When I might, otherwise, just stroll down the pub, I shall keep trying knowing that there are people like you who think that our society would be better if we were more like Singapore.
That children’s futures should be determined by the wealth of their parents
That poor people should be allowed to die
That their children should be allowed to die
That the wealthy’s enjoyment of the public space should not be in any way spoilt by a requirement that they contribute towards it
That no-one should expect anymore of banking than that it moves funds in the interests of those that are interested
That the police concentrate only on the poor & ask no questions of the rich
That our meagre public funds be best spent on tear gas
That the best answer to poor ghettoes is barbed wire
That what matters is GDP stolen from other countries
That the gospels of Jesus were ridiculous socialist nonsense
This is interesting David
You have posted a comment praising Peter from the same IP address that Peter uses.

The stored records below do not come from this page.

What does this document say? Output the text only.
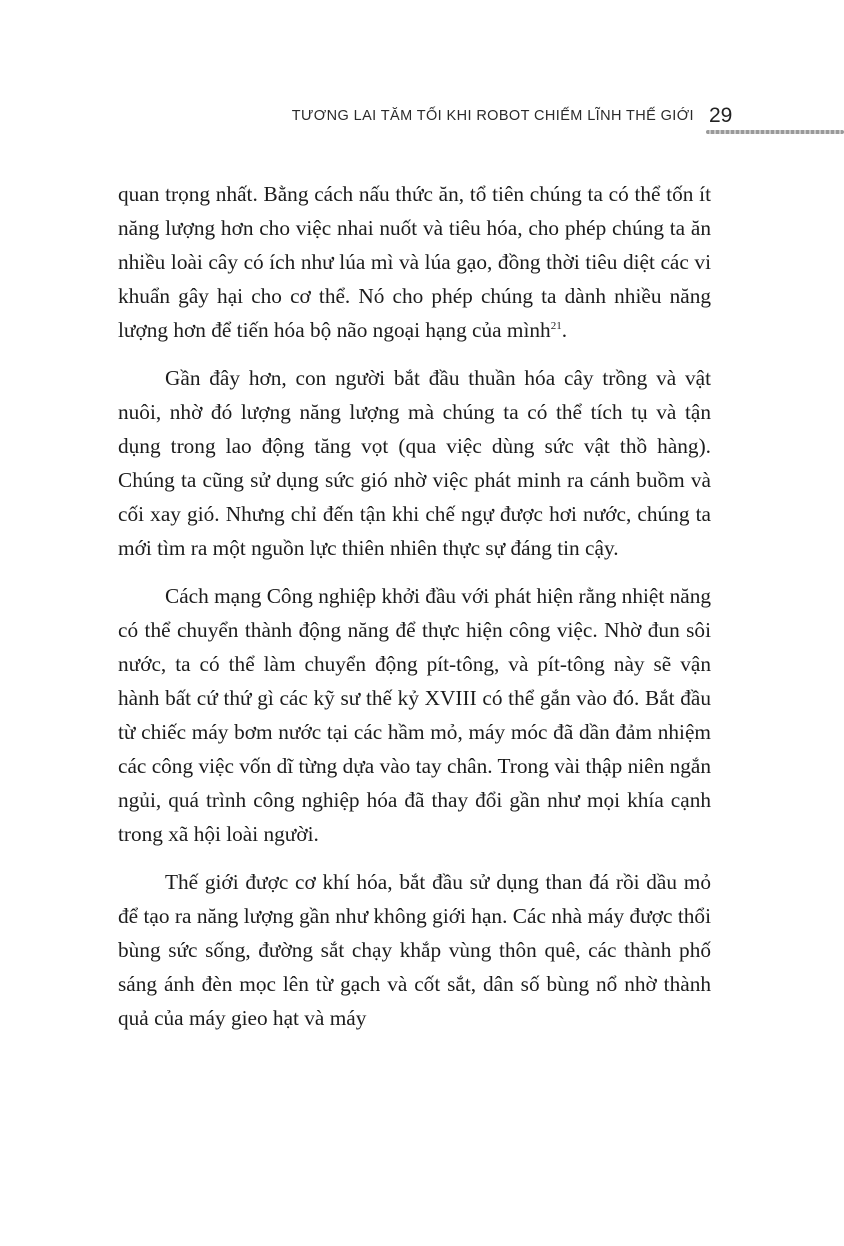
TƯƠNG LAI TĂM TỐI KHI ROBOT CHIẾM LĨNH THẾ GIỚI 29

quan trọng nhất. Bằng cách nấu thức ăn, tổ tiên chúng ta có thể tốn ít năng lượng hơn cho việc nhai nuốt và tiêu hóa, cho phép chúng ta ăn nhiều loài cây có ích như lúa mì và lúa gạo, đồng thời tiêu diệt các vi khuẩn gây hại cho cơ thể. Nó cho phép chúng ta dành nhiều năng lượng hơn để tiến hóa bộ não ngoại hạng của mình$^{21}$.

Gần đây hơn, con người bắt đầu thuần hóa cây trồng và vật nuôi, nhờ đó lượng năng lượng mà chúng ta có thể tích tụ và tận dụng trong lao động tăng vọt (qua việc dùng sức vật thồ hàng). Chúng ta cũng sử dụng sức gió nhờ việc phát minh ra cánh buồm và cối xay gió. Nhưng chỉ đến tận khi chế ngự được hơi nước, chúng ta mới tìm ra một nguồn lực thiên nhiên thực sự đáng tin cậy.

Cách mạng Công nghiệp khởi đầu với phát hiện rằng nhiệt năng có thể chuyển thành động năng để thực hiện công việc. Nhờ đun sôi nước, ta có thể làm chuyển động pít-tông, và pít-tông này sẽ vận hành bất cứ thứ gì các kỹ sư thế kỷ XVIII có thể gắn vào đó. Bắt đầu từ chiếc máy bơm nước tại các hầm mỏ, máy móc đã dần đảm nhiệm các công việc vốn dĩ từng dựa vào tay chân. Trong vài thập niên ngắn ngủi, quá trình công nghiệp hóa đã thay đổi gần như mọi khía cạnh trong xã hội loài người.

Thế giới được cơ khí hóa, bắt đầu sử dụng than đá rồi dầu mỏ để tạo ra năng lượng gần như không giới hạn. Các nhà máy được thổi bùng sức sống, đường sắt chạy khắp vùng thôn quê, các thành phố sáng ánh đèn mọc lên từ gạch và cốt sắt, dân số bùng nổ nhờ thành quả của máy gieo hạt và máy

That is not coincidence: this almost certainly confirms that you and Peter are the same person
‘Peter’ did not get the better of me
He’s just a libertarian troll using a false name, as no doubt the one you are using now is as well
¨And yet, when the financial system went into meltdown in 2008, it was not expected to stand on its own two feet, or to pull itself up by its bootstraps. Instead, it was saved by the state, becoming Britain’s most lavished benefit claimant. More than £1tn of public money was poured into the banks following the financial collapse¨
http://www.theguardian.com/books/2014/aug/29/socialism-for-the-rich
Hardly the only one either. Let´s not forget the PFI benefit to the various companies/corporations.

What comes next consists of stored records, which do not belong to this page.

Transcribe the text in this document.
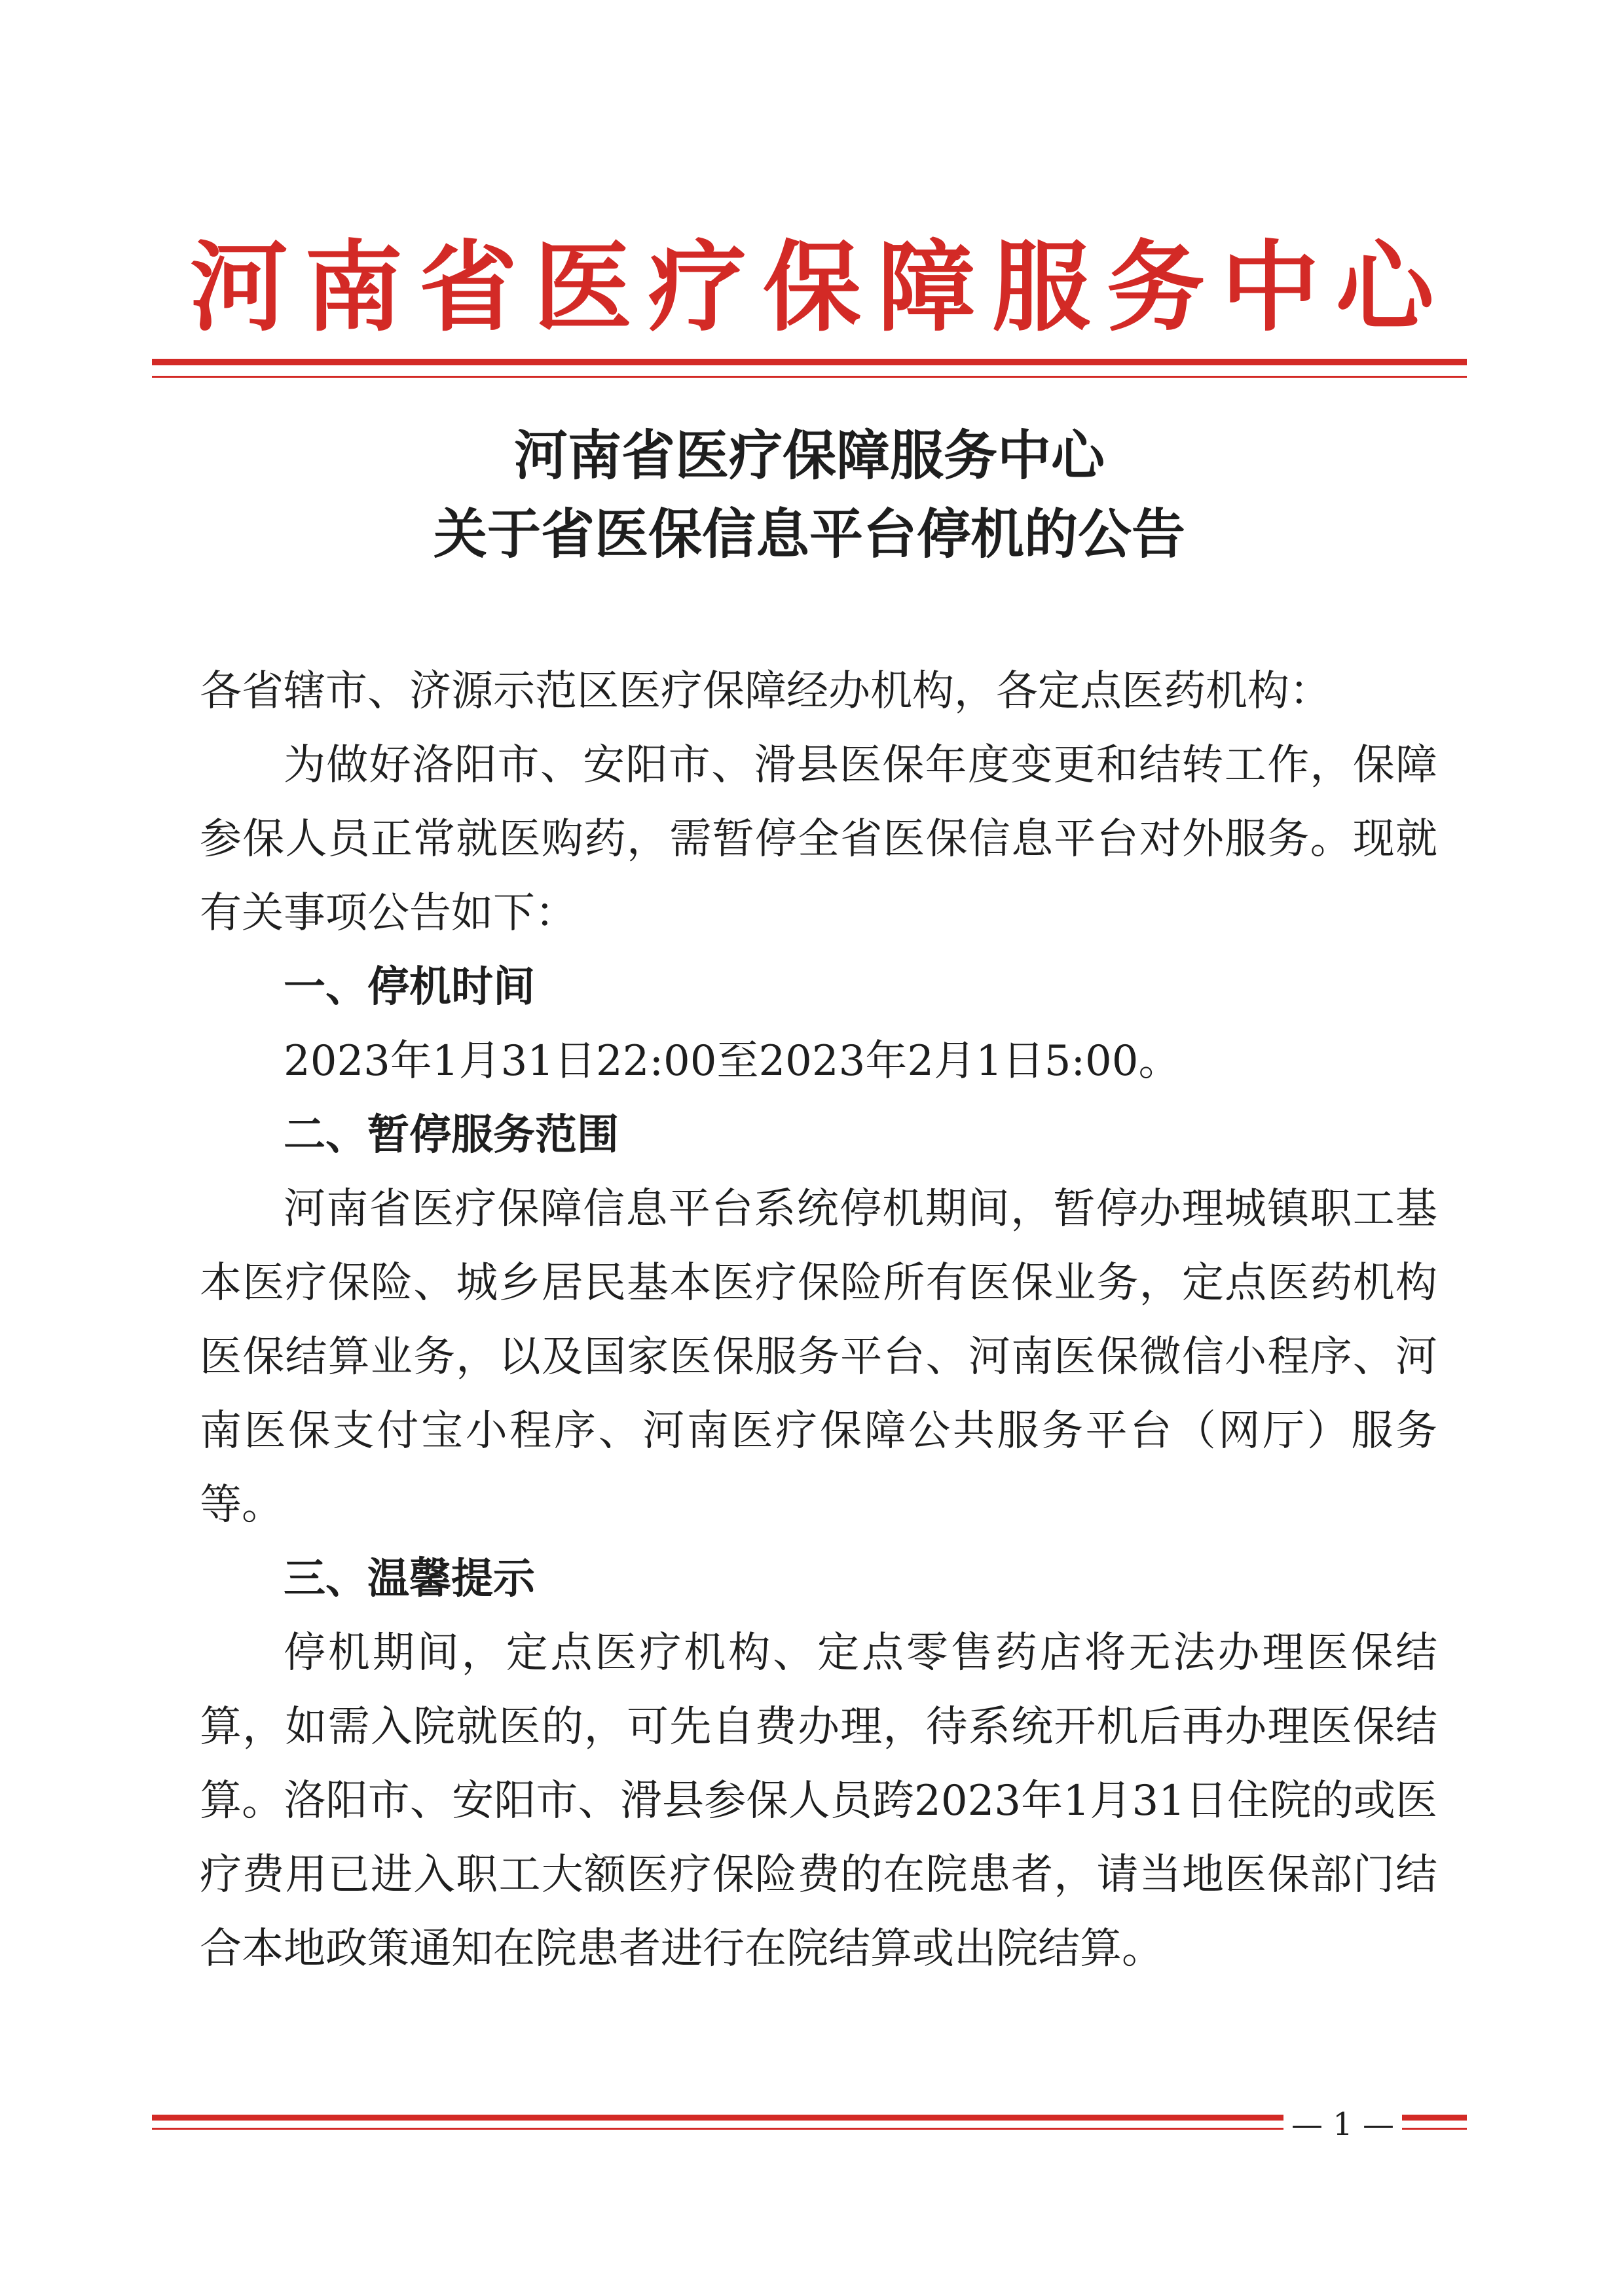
河 南 省 医 疗 保 障 服 务 中 心
河南省医疗保障服务中心
关于省医保信息平台停机的公告

各省辖市、济源示范区医疗保障经办机构，各定点医药机构：

为做好洛阳市、安阳市、滑县医保年度变更和结转工作，保障参保人员正常就医购药，需暂停全省医保信息平台对外服务。现就有关事项公告如下：

一、停机时间

2023年1月31日22:00至2023年2月1日5:00。

二、暂停服务范围

河南省医疗保障信息平台系统停机期间，暂停办理城镇职工基本医疗保险、城乡居民基本医疗保险所有医保业务，定点医药机构医保结算业务，以及国家医保服务平台、河南医保微信小程序、河南医保支付宝小程序、河南医疗保障公共服务平台（网厅）服务等。

三、温馨提示

停机期间，定点医疗机构、定点零售药店将无法办理医保结算，如需入院就医的，可先自费办理，待系统开机后再办理医保结算。洛阳市、安阳市、滑县参保人员跨2023年1月31日住院的或医疗费用已进入职工大额医疗保险费的在院患者，请当地医保部门结合本地政策通知在院患者进行在院结算或出院结算。

— 1 —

Perhaps a unified tax rate would work. Perhaps the banks will practice honesty. Perhaps pension companies/investment companies will only take a reasonable fee for their dubious products. Perhaps pigs will fly?
Chances are he knew nothing about tax, and left it all to his financial advisers, who recommended a way to save money, which a lot of other showbiz people were using. It’s not Mr Barlow who should be censured, but the people who advised him.
I think this is patronising to Barlow
He could have asked questions
Richard
I think John Evans is right. Most people know nothing about finance &, more importantly, want to know nothing about finance because it is an unbelievably dull subject.
I’m sure Gary was made aware of what he was getting into & replied “yeah, yeah whatever”.
The key question is “why would you pay more tax than you have to?”
The answer from J K Rowling was clear – because I believe in making a contribution to the welfare state. But she’s a highly educated & academically intelligent person. Gary Barlow isn’t, in the same way that Wesley Snipes wasn’t. They don’t make the link between their taxes & hospitals or schools. Insofar as they think at all they’re going to be more influenced by the Daily Mail “Government wastes all its’ money on benefit scroungers, illegal immigrants & Whitehall fat cats”!
So persuading people to pay up voluntarily is an uphill battle.